Heimbach D, Munver R, Zhong P, Jacobs J, Hesse A, Müller S C, Preminger G M
Department of Urology, Section of Experimental Urology, University of Bonn, Bonn, Germany.
J Urol. 2000 Aug;164(2):537-44.
Standardized and reproducible artificial kidney stone models are important for performing comparative studies of different lithotripsy modalities. The acoustic and mechanical properties of renal calculi dictate the manner by which stones interact with the mechanical stresses produced by shock wave lithotripsy (SWL) or intracorporeal lithotripsy modalities. We have developed a novel artificial kidney stone model that is made of natural substances found in real kidney stones. These stone models appear to be much closer in physical properties to natural kidney stones than previously used stone models.
The acoustic and mechanical properties of six groups of artificial stone models were compared to corresponding natural stones of similar compositions. Moreover, three groups of artificial stone models made of plaster-of-Paris were compared to their natural counterparts. In terms of acoustic properties, stone density was measured using a pycnometer based on Archimedes' principle, whereas longitudinal and transverse (or shear) wave propagation speeds were measured using an ultrasound pulse transmission technique. These values were used to calculate wave impedance and dynamic mechanical properties (bulk modulus, Young's modulus, and shear modulus) of the stones. The microhardness of the stones was measured and the effect of composition on stone fragility was evaluated.
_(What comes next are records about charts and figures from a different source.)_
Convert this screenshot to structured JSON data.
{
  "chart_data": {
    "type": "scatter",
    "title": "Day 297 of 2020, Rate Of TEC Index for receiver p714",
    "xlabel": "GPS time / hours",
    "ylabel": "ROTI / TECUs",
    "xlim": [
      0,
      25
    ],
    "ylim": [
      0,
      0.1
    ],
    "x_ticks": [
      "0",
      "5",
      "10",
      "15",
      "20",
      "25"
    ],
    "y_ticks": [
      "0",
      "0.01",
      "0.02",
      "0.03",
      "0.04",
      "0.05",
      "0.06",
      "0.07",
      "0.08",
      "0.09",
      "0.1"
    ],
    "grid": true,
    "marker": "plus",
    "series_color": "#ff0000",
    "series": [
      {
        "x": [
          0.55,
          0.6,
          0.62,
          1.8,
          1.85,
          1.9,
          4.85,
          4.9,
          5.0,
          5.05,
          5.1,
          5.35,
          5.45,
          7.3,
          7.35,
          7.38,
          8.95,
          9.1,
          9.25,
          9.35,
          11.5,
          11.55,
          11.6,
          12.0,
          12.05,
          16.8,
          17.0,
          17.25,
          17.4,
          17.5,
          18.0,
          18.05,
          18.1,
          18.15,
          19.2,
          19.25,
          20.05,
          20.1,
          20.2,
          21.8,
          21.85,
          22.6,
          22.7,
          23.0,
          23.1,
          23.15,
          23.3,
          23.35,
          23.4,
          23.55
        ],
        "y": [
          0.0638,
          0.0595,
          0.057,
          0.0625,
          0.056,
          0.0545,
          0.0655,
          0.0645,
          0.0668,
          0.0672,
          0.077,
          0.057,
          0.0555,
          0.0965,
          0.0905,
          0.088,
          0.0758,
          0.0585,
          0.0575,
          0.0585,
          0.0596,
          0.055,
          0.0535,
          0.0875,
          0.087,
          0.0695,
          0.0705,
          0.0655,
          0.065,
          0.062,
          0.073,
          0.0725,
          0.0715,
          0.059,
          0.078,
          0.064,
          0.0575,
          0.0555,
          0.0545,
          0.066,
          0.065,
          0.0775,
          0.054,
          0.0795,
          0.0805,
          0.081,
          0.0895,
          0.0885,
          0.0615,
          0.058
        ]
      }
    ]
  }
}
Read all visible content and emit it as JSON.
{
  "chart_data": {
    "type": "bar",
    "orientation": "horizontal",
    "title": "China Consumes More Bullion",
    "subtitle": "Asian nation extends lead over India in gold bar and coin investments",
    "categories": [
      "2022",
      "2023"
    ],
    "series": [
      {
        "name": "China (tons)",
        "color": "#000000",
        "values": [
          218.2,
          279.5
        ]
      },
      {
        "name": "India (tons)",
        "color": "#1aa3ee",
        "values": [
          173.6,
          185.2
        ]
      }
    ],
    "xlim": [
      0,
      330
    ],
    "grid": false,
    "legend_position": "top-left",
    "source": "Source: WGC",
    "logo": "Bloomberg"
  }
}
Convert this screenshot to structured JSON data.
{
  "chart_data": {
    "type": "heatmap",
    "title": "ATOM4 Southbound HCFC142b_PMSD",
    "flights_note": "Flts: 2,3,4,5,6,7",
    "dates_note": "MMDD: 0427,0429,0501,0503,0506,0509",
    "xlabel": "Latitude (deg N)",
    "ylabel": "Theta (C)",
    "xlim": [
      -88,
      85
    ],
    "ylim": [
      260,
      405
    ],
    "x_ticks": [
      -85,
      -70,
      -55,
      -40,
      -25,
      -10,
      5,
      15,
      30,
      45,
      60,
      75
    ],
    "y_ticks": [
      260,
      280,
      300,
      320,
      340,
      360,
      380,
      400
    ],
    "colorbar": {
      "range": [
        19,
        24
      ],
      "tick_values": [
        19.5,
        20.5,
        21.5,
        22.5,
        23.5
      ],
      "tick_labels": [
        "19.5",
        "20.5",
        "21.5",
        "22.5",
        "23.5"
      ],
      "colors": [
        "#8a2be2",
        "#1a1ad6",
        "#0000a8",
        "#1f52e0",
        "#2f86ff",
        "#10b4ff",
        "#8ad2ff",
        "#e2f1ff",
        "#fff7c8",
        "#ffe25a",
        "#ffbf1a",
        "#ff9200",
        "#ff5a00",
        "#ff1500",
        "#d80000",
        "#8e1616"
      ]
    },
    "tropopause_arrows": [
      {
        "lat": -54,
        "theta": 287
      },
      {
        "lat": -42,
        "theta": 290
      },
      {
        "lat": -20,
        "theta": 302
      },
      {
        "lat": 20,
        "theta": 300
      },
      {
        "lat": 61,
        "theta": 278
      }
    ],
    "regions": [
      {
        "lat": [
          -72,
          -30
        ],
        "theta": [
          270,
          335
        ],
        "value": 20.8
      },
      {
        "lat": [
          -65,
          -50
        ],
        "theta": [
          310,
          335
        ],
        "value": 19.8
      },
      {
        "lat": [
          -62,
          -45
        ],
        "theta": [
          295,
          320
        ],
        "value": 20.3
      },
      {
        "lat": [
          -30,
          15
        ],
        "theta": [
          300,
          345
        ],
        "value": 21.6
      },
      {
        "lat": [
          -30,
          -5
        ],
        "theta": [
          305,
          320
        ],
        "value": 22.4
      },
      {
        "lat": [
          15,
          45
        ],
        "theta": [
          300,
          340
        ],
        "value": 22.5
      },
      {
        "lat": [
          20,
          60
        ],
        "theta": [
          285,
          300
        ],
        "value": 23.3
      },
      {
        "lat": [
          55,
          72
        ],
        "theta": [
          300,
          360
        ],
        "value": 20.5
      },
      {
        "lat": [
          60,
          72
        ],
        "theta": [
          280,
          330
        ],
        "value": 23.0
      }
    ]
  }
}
Artificial stones, when compared to natural stones of similar composition, showed similar trends in longitudinal and transverse wave speeds, wave impedance, and dynamic elastic moduli. However, values for the artificial stones were uniformly low compared to those of natural stones, suggesting that these artificial stones may be more amenable to shock wave fragmentation. The results of SWL on stone fragmentation of artificial and natural stones also revealed similar trends with the exception of artificial cystine stones which were found to be the most resistant to shock wave fragmentation.
The results indicate that the physical properties of artificial stones made of natural stone materials are comparable to renal calculi of the same chemical composition. The data suggests that these stone phantoms are suitable for performing standardized and reproducible in vitro investigations, especially with regards to fragility of kidney stones of different chemical compositions during SWL.
标准化且可重复的人工肾结石模型对于开展不同碎石方式的比较研究至关重要。肾结石的声学和力学特性决定了结石与冲击波碎石术(SWL)或体内碎石术所产生的机械应力相互作用的方式。我们开发了一种新型人工肾结石模型,其由真实肾结石中发现的天然物质制成。这些结石模型在物理特性上似乎比先前使用的结石模型更接近天然肾结石。
将六组人工结石模型的声学和力学特性与成分相似的相应天然结石进行比较。此外,将三组由熟石膏制成的人工结石模型与其天然对应物进行比较。在声学特性方面,基于阿基米德原理使用比重瓶测量结石密度,而使用超声脉冲传输技术测量纵波和横波(或剪切波)传播速度。这些值用于计算结石的波阻抗和动态力学特性(体积模量、杨氏模量和剪切模量)。测量结石的显微硬度并评估成分对结石易碎性的影响。
与成分相似的天然结石相比,人工结石在纵波和横波速度、波阻抗以及动态弹性模量方面呈现出相似的趋势。然而,人工结石的值相较于天然结石始终较低,这表明这些人工结石可能更易于被冲击波破碎。SWL对人工结石和天然结石破碎的结果也显示出相似的趋势,但人工胱氨酸结石是最抗冲击波破碎的除外。
结果表明,由天然石材制成的人工结石的物理特性与相同化学成分的肾结石相当。数据表明,这些结石模型适用于进行标准化且可重复的体外研究,特别是关于不同化学成分的肾结石在SWL期间的易碎性。